D2K: Scalable Community Detection in Massive Networks via Small-Diameter k-Plexes
Alessio Conte (National Institute of Informatics, Japan); Tiziano De Matteis (University of Pisa); Daniele De Sensi (University of Pisa); Roberto Grossi (Universita' di Pisa); Andrea Marino (Universita' di Pisa); Luca Versari (Universita' di Pisa)

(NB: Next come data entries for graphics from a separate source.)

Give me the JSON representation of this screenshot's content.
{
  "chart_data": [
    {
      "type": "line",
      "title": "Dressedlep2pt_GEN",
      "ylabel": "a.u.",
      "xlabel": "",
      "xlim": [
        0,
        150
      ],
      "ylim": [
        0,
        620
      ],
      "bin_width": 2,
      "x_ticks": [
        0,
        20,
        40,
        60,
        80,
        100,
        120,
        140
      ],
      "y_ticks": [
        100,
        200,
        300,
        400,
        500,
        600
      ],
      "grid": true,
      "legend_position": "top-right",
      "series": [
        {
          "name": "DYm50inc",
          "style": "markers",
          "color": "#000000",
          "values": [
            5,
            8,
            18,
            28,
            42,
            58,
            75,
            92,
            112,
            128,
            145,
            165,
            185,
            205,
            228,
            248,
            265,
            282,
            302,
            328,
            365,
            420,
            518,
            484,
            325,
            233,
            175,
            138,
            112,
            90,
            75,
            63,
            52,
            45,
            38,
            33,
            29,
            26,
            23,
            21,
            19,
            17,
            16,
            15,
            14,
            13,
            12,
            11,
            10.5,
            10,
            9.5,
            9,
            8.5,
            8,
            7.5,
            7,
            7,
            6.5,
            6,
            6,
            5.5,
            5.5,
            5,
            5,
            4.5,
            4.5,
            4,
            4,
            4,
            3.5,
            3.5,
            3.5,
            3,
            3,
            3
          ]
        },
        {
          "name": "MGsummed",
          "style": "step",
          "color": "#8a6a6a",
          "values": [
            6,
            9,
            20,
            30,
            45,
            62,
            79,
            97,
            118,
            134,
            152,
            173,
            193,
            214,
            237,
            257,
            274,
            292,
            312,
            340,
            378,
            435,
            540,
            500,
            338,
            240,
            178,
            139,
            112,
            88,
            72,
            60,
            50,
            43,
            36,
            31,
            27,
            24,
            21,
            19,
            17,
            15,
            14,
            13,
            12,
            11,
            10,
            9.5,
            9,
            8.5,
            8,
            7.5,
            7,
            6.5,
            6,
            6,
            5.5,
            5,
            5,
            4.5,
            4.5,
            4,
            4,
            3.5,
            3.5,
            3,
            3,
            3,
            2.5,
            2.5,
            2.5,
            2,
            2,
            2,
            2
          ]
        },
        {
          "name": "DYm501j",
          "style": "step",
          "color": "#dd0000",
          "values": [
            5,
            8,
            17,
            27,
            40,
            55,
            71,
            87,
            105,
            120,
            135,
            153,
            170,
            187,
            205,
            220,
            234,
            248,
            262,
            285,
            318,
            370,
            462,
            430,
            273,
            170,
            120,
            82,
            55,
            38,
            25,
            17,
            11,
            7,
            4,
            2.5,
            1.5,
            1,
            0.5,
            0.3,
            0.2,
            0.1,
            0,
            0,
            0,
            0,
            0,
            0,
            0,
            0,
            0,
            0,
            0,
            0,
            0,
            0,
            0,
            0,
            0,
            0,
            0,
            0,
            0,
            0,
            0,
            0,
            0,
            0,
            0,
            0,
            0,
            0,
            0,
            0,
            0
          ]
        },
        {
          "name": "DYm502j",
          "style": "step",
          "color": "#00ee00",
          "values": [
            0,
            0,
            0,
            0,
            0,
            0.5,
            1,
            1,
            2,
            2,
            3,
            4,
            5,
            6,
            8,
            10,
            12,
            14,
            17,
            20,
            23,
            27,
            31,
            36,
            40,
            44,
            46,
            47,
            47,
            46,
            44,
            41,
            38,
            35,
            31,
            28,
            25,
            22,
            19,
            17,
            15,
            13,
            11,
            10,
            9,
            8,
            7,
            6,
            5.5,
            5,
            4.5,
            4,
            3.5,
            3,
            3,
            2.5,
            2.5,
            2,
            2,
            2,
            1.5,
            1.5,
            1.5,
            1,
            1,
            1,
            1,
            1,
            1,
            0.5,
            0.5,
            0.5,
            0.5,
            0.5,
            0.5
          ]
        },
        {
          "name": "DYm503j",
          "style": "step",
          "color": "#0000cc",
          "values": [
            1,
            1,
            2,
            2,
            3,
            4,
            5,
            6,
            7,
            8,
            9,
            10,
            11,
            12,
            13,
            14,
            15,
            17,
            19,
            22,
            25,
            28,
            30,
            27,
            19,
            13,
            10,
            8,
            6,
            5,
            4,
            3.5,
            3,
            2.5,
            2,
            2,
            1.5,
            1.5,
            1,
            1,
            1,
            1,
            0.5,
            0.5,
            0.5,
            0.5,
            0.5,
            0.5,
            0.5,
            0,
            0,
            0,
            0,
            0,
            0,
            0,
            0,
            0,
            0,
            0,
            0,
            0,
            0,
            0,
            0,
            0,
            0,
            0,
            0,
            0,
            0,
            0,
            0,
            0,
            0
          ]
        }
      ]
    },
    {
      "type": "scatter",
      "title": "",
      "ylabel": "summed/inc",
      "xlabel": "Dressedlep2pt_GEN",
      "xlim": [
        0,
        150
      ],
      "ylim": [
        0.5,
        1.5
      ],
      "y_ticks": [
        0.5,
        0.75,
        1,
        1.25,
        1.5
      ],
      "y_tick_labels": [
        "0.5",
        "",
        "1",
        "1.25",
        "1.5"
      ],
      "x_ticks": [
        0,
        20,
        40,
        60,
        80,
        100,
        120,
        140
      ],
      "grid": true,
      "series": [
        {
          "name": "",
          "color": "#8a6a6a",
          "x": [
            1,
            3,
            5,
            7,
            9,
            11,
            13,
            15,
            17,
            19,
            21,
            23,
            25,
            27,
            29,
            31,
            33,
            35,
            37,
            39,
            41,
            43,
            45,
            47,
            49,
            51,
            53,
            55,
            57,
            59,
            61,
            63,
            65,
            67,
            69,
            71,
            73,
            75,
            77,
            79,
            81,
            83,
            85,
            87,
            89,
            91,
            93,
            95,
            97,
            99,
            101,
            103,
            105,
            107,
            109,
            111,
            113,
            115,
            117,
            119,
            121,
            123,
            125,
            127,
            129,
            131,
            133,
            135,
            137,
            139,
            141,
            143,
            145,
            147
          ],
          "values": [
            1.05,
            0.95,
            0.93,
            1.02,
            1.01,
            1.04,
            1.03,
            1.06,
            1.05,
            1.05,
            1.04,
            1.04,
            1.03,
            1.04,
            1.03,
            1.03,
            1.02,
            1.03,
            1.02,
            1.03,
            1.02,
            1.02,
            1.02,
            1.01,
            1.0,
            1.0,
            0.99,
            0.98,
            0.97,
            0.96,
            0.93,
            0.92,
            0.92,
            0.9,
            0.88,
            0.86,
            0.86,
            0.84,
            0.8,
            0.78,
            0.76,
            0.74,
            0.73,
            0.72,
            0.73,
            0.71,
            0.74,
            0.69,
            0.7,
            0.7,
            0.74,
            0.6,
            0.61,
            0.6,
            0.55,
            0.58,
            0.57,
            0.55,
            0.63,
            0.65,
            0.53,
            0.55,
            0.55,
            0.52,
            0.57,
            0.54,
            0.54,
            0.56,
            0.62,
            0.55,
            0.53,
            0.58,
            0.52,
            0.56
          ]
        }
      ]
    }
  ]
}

This paper studies k-plexes, a well known pseudo-clique model for network communities. In a k-plex, each node can miss at most k-1 links. Our goal is to detect large communities in today’s real-world graphs which can have hundreds of millions of edges. While many have tried, this task has been elusive so far due to its computationally challenging nature: k-plexes and other pseudo-cliques are harder to find and more numerous than cliques, a well known hard problem. We present D2K, which is the first algorithm able to find large k-plexes of very large graphs in just a few minutes. The good performance of our algorithm follows from a combination of graph-theoretical concepts, careful algorithm engineering and a high-performance implementation. In particular, we exploit the low degeneracy of real-world graphs, and the fact that large enough k-plexes have diameter 2. We validate a sequential and a parallel/distributed implementation of D2K on real graphs with up to half a billion edges.